Suppose we aim to simulate PFS with a median of 5 and OS with a median of 12, targeting a correlation of 0.6 between them.

```{r laiela}
pars <- solveThreeStateModel(median_pfs = 5, median_os = 12, 
                             corr = seq(.55, .65, by = .05), 
                             h12 = seq(.05, .15, length.out = 50))
plot(pars)
```

The result suggests that using $h_{01} = 0.11$, $h_{02} = 0.03$, and $h_{12} = 0.10$ may achieve the desired specifications. To verify this, we simulate PFS and OS data using

```{r eiaoljf, results='asis'}
pfs_and_os <- endpoint(name = c('pfs', 'os'), 
                       type = c('tte', 'tte'), 
                       generator = CorrelatedPfsAndOs3, 
                       h01 = .11, h02 = .03, h12 = .10, 
                       pfs_name = 'pfs', os_name = 'os')
pfs_and_os
```

If you are not familiar with the `TrialSimulator` framework, you can generate PFS and OS directly by calling `CorrelatedPfsAndOs3()`:


```{r llea}
dat <- CorrelatedPfsAndOs3(n = 1e6, h01 = .11, h02 = .03, h12 = .10)
head(dat, 2)

## should be close to 0.6
with(dat, cor(pfs, os))

## should be close to 5.0
with(dat, median(pfs))

## should be close to 12.0
with(dat, median(os))
with(dat, all(pfs <= os))
```

## Further Discussion

In this vignette, we demonstrate how to derive the transition hazards from the medians of PFS and OS, along with their Pearson correlation coefficient. It is important to note that the correlation is computed based on data simulated from the specified hazard, and therefore can be substituted by any other measure that is relevant to the simulation objective.

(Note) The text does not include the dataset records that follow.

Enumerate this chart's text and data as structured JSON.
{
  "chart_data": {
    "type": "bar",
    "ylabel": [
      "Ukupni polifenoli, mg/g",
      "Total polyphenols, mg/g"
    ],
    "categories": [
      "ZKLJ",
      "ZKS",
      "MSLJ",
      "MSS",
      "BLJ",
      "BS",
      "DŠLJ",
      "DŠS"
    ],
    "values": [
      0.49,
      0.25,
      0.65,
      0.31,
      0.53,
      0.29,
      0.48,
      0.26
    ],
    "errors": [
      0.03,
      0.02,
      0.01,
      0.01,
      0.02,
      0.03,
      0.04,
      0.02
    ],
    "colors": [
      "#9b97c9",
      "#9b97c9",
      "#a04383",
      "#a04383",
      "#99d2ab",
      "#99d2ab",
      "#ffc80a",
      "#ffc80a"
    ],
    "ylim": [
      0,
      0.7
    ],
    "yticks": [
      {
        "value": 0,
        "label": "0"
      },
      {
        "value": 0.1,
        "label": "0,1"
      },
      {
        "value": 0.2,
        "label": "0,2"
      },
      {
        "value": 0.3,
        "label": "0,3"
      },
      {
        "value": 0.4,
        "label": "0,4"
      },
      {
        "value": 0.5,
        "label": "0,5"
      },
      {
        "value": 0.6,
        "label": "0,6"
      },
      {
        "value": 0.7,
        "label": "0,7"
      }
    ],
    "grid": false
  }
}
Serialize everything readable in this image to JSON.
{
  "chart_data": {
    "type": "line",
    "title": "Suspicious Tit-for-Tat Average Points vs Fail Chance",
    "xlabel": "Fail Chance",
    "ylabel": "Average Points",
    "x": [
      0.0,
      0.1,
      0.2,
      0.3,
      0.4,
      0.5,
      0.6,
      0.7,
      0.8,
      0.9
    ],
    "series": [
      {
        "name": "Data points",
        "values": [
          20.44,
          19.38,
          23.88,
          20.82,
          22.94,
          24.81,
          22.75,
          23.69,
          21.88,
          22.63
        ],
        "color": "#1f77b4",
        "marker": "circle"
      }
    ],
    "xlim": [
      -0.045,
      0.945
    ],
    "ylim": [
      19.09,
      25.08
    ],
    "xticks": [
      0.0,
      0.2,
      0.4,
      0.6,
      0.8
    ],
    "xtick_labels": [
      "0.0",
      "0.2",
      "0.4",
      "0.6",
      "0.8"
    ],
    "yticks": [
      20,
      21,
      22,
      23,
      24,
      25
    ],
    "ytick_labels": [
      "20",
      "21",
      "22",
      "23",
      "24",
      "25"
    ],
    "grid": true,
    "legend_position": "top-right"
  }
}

For instance, one may simulate trial data for two treatment arms, each defined by their own PFS and OS medians and $h_{12}$. Instead of using the correlation between simulated PFS and OS times, one could compute the correlation between the $z$-statistics from the respective treatment comparisons of PFS and OS. This alternative approach may be more appropriate in scenarios where the joint behavior of test statistics, rather than raw survival times, is of primary interest—such as in the context of multiple testing or endpoint selection.